ANDROS
Andros Island, otherwise known as The Big Back Yard, is the largest landmass in the
Bahamas and the largest tract of unexplored land in the Caribbean at 3750 sq miles. Located almost midway down the Bahamas, Andros is 30 miles southwest of Nassau across the deep Tongue of the Ocean trench. The island is approximately 100 miles long by 40 miles at its widest point, aligned in a north-south direction.
Although referred to as an island, Andros is actually a complex series of low-lying areas dissected by thousands of creeks and riddled with lakes. There are three major landmasses separated by two winding shallow bights. Andros is dominated by thick impenetrable bush with mangrove-edged waterways and isolated lagoons, but to the north of the major landmass are pine forests of Andros pine, mahogany and lignum vitae.
DIVING
Of special interest to divers is the eastern seaboard of Andros, which has reputedly the third longest barrier reef in the world 167 miles long, running parallel to the coast.
This is a massive, almost impenetrable inner barrier of Elkhorn coral which takes the brunt of bad weather and stormy seas, but it is the outer edge of the wall which divers come to see. Here it drops 6000ft into the Tongue of the Ocean with spectacular canyons, sand chutes, caves, caverns and blue holes.
Andros has the highest concentration of blue holes anywhere in the Bahamas. For the most part, these are gigantic caverns filled with stalactites and stalagmites. The Ocean Blue Hole in north Andros is particularly well known, with divers entering a gloomy world of spurious, green-tinged water (you can even smell the sulphur underwater, trough your facemask). There are shallow blue holes within the inner barrier reef as well massive sink holes within the island, the majority of which are unexplored, with virtually all of them connecting.
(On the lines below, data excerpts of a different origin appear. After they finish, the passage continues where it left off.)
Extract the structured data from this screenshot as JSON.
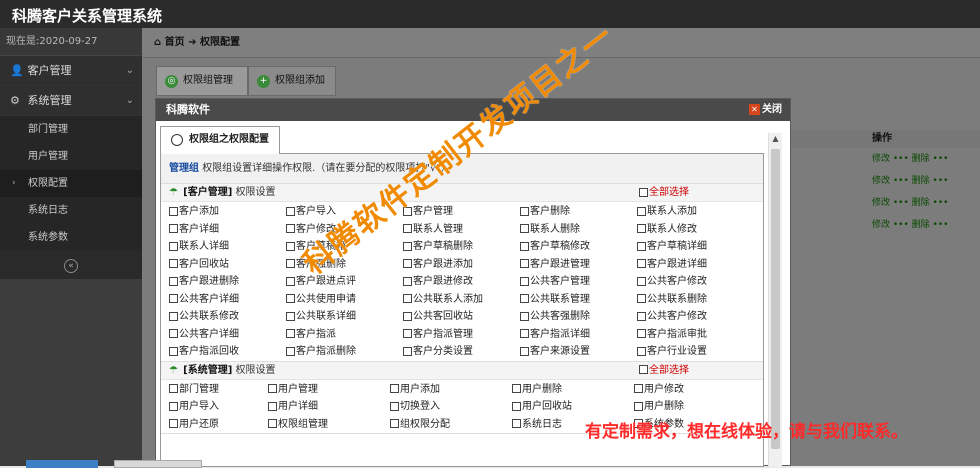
{
  "app": {
    "title": "科腾客户关系管理系统"
  },
  "sidebar": {
    "now": "现在是:2020-09-27 14:16:39",
    "groups": [
      {
        "label": "客户管理"
      },
      {
        "label": "系统管理"
      }
    ],
    "items": [
      {
        "label": "部门管理"
      },
      {
        "label": "用户管理"
      },
      {
        "label": "权限配置"
      },
      {
        "label": "系统日志"
      },
      {
        "label": "系统参数"
      }
    ]
  },
  "breadcrumb": {
    "home": "首页",
    "sep": "➔",
    "current": "权限配置"
  },
  "tabs": [
    {
      "label": "权限组管理"
    },
    {
      "label": "权限组添加"
    }
  ],
  "bgtable": {
    "header": "操作",
    "row_text": "修改 ••• 删除 •••"
  },
  "dialog": {
    "title": "科腾软件",
    "close": "关闭",
    "tab": "权限组之权限配置",
    "intro_kw": "管理组",
    "intro_text": "权限组设置详细操作权限.（请在要分配的权限项打\"√\"）",
    "sections": [
      {
        "name": "[客户管理]",
        "suffix": "权限设置",
        "selall": "全部选择",
        "items": [
          "客户添加",
          "客户导入",
          "客户管理",
          "客户删除",
          "联系人添加",
          "客户详细",
          "客户修改",
          "联系人管理",
          "联系人删除",
          "联系人修改",
          "联系人详细",
          "客户草稿箱",
          "客户草稿删除",
          "客户草稿修改",
          "客户草稿详细",
          "客户回收站",
          "客户强删除",
          "客户跟进添加",
          "客户跟进管理",
          "客户跟进详细",
          "客户跟进删除",
          "客户跟进点评",
          "客户跟进修改",
          "公共客户管理",
          "公共客户修改",
          "公共客户详细",
          "公共使用申请",
          "公共联系人添加",
          "公共联系管理",
          "公共联系删除",
          "公共联系修改",
          "公共联系详细",
          "公共客回收站",
          "公共客强删除",
          "公共客户修改",
          "公共客户详细",
          "客户指派",
          "客户指派管理",
          "客户指派详细",
          "客户指派审批",
          "客户指派回收",
          "客户指派删除",
          "客户分类设置",
          "客户来源设置",
          "客户行业设置"
        ]
      },
      {
        "name": "[系统管理]",
        "suffix": "权限设置",
        "selall": "全部选择",
        "items": [
          "部门管理",
          "用户管理",
          "用户添加",
          "用户删除",
          "用户修改",
          "用户导入",
          "用户详细",
          "切换登入",
          "用户回收站",
          "用户删除",
          "用户还原",
          "权限组管理",
          "组权限分配",
          "系统日志",
          "系统参数"
        ]
      }
    ]
  },
  "overlay": {
    "watermark": "科腾软件定制开发项目之一",
    "promo": "有定制需求，想在线体验，请与我们联系。"
  },
  "colors": {
    "topbar": "#2b2b2b",
    "sidebar": "#2a2a2a",
    "overlay_bg": "#7c7c7c",
    "link_blue": "#1a4fa0",
    "red": "#cc0000",
    "watermark": "#f08a00",
    "promo": "#ff2a2a"
  }
}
In the extreme conditions met during the exploration of these caverns, a number of divers have sadly lost their lives, and therefore it is imperative that proper instruction with qualified guides is undertaken before entering one. Rob Palmers Blue Hole Foundation on Grand Bahama will be able to advice on any aspects of blue-holes diving.
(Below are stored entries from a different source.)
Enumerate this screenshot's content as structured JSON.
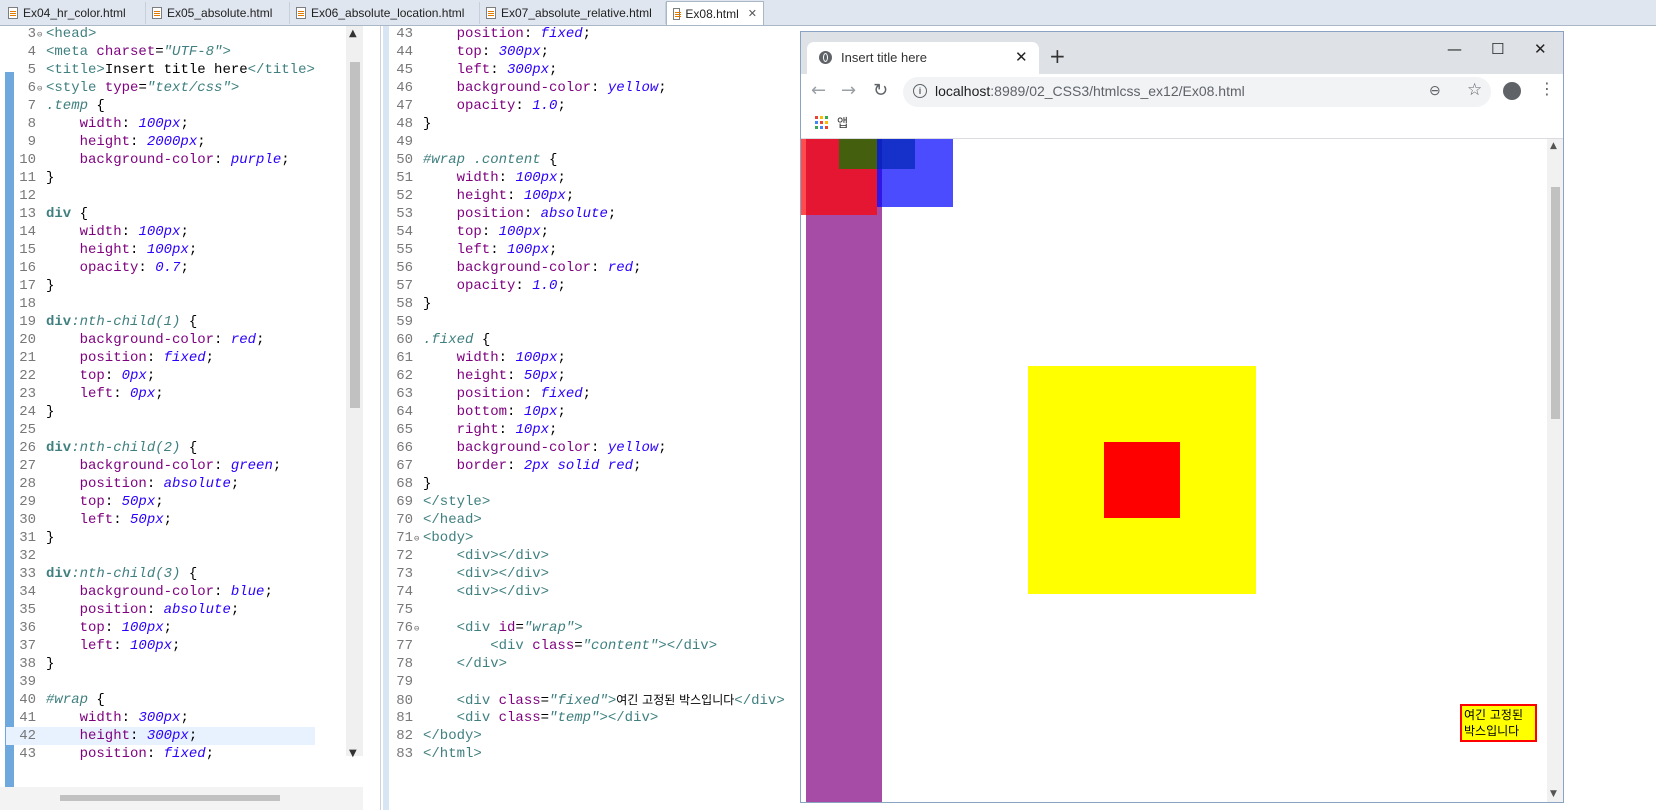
{
  "tabs": [
    {
      "label": "Ex04_hr_color.html"
    },
    {
      "label": "Ex05_absolute.html"
    },
    {
      "label": "Ex06_absolute_location.html"
    },
    {
      "label": "Ex07_absolute_relative.html"
    },
    {
      "label": "Ex08.html",
      "active": true
    }
  ],
  "editor_left": {
    "lines": [
      {
        "n": "3",
        "text": "<head>"
      },
      {
        "n": "4",
        "text": "<meta charset=\"UTF-8\">"
      },
      {
        "n": "5",
        "text": "<title>Insert title here</title>"
      },
      {
        "n": "6",
        "text": "<style type=\"text/css\">"
      },
      {
        "n": "7",
        "text": ".temp {"
      },
      {
        "n": "8",
        "text": "    width: 100px;"
      },
      {
        "n": "9",
        "text": "    height: 2000px;"
      },
      {
        "n": "10",
        "text": "    background-color: purple;"
      },
      {
        "n": "11",
        "text": "}"
      },
      {
        "n": "12",
        "text": ""
      },
      {
        "n": "13",
        "text": "div {"
      },
      {
        "n": "14",
        "text": "    width: 100px;"
      },
      {
        "n": "15",
        "text": "    height: 100px;"
      },
      {
        "n": "16",
        "text": "    opacity: 0.7;"
      },
      {
        "n": "17",
        "text": "}"
      },
      {
        "n": "18",
        "text": ""
      },
      {
        "n": "19",
        "text": "div:nth-child(1) {"
      },
      {
        "n": "20",
        "text": "    background-color: red;"
      },
      {
        "n": "21",
        "text": "    position: fixed;"
      },
      {
        "n": "22",
        "text": "    top: 0px;"
      },
      {
        "n": "23",
        "text": "    left: 0px;"
      },
      {
        "n": "24",
        "text": "}"
      },
      {
        "n": "25",
        "text": ""
      },
      {
        "n": "26",
        "text": "div:nth-child(2) {"
      },
      {
        "n": "27",
        "text": "    background-color: green;"
      },
      {
        "n": "28",
        "text": "    position: absolute;"
      },
      {
        "n": "29",
        "text": "    top: 50px;"
      },
      {
        "n": "30",
        "text": "    left: 50px;"
      },
      {
        "n": "31",
        "text": "}"
      },
      {
        "n": "32",
        "text": ""
      },
      {
        "n": "33",
        "text": "div:nth-child(3) {"
      },
      {
        "n": "34",
        "text": "    background-color: blue;"
      },
      {
        "n": "35",
        "text": "    position: absolute;"
      },
      {
        "n": "36",
        "text": "    top: 100px;"
      },
      {
        "n": "37",
        "text": "    left: 100px;"
      },
      {
        "n": "38",
        "text": "}"
      },
      {
        "n": "39",
        "text": ""
      },
      {
        "n": "40",
        "text": "#wrap {"
      },
      {
        "n": "41",
        "text": "    width: 300px;"
      },
      {
        "n": "42",
        "text": "    height: 300px;"
      },
      {
        "n": "43",
        "text": "    position: fixed;"
      }
    ]
  },
  "editor_right": {
    "lines": [
      {
        "n": "43",
        "text": "    position: fixed;"
      },
      {
        "n": "44",
        "text": "    top: 300px;"
      },
      {
        "n": "45",
        "text": "    left: 300px;"
      },
      {
        "n": "46",
        "text": "    background-color: yellow;"
      },
      {
        "n": "47",
        "text": "    opacity: 1.0;"
      },
      {
        "n": "48",
        "text": "}"
      },
      {
        "n": "49",
        "text": ""
      },
      {
        "n": "50",
        "text": "#wrap .content {"
      },
      {
        "n": "51",
        "text": "    width: 100px;"
      },
      {
        "n": "52",
        "text": "    height: 100px;"
      },
      {
        "n": "53",
        "text": "    position: absolute;"
      },
      {
        "n": "54",
        "text": "    top: 100px;"
      },
      {
        "n": "55",
        "text": "    left: 100px;"
      },
      {
        "n": "56",
        "text": "    background-color: red;"
      },
      {
        "n": "57",
        "text": "    opacity: 1.0;"
      },
      {
        "n": "58",
        "text": "}"
      },
      {
        "n": "59",
        "text": ""
      },
      {
        "n": "60",
        "text": ".fixed {"
      },
      {
        "n": "61",
        "text": "    width: 100px;"
      },
      {
        "n": "62",
        "text": "    height: 50px;"
      },
      {
        "n": "63",
        "text": "    position: fixed;"
      },
      {
        "n": "64",
        "text": "    bottom: 10px;"
      },
      {
        "n": "65",
        "text": "    right: 10px;"
      },
      {
        "n": "66",
        "text": "    background-color: yellow;"
      },
      {
        "n": "67",
        "text": "    border: 2px solid red;"
      },
      {
        "n": "68",
        "text": "}"
      },
      {
        "n": "69",
        "text": "</style>"
      },
      {
        "n": "70",
        "text": "</head>"
      },
      {
        "n": "71",
        "text": "<body>"
      },
      {
        "n": "72",
        "text": "    <div></div>"
      },
      {
        "n": "73",
        "text": "    <div></div>"
      },
      {
        "n": "74",
        "text": "    <div></div>"
      },
      {
        "n": "75",
        "text": ""
      },
      {
        "n": "76",
        "text": "    <div id=\"wrap\">"
      },
      {
        "n": "77",
        "text": "        <div class=\"content\"></div>"
      },
      {
        "n": "78",
        "text": "    </div>"
      },
      {
        "n": "79",
        "text": ""
      },
      {
        "n": "80",
        "text": "    <div class=\"fixed\">여긴 고정된 박스입니다</div>"
      },
      {
        "n": "81",
        "text": "    <div class=\"temp\"></div>"
      },
      {
        "n": "82",
        "text": "</body>"
      },
      {
        "n": "83",
        "text": "</html>"
      }
    ]
  },
  "browser": {
    "tab_title": "Insert title here",
    "url_host": "localhost",
    "url_rest": ":8989/02_CSS3/htmlcss_ex12/Ex08.html",
    "apps_label": "앱",
    "fixed_box_text": "여긴 고정된 박스입니다",
    "colors": {
      "purple": "#800080",
      "red": "#ff0000",
      "green": "#008000",
      "blue": "#0000ff",
      "yellow": "#ffff00"
    }
  }
}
You will find the oldest family-owned dive resort in the Caribbean on Andros, at Small Hope Bay just north of Fresh Creek. Small Hope Bay Lodge and Dive Resort have been at the forefront of blue-holes exploration since 1960, and offer some of the most diverse diving available in the Bahamas. There is an emergency recompression chamber nearby at AUTEC (Atlantic Undersea Test and Evaluation Centre), a NATON facility testing sound variations on ships and submarines. It is at their buoys in the middle of the Tongue of the Ocean that divers are able to interact with silky sharks.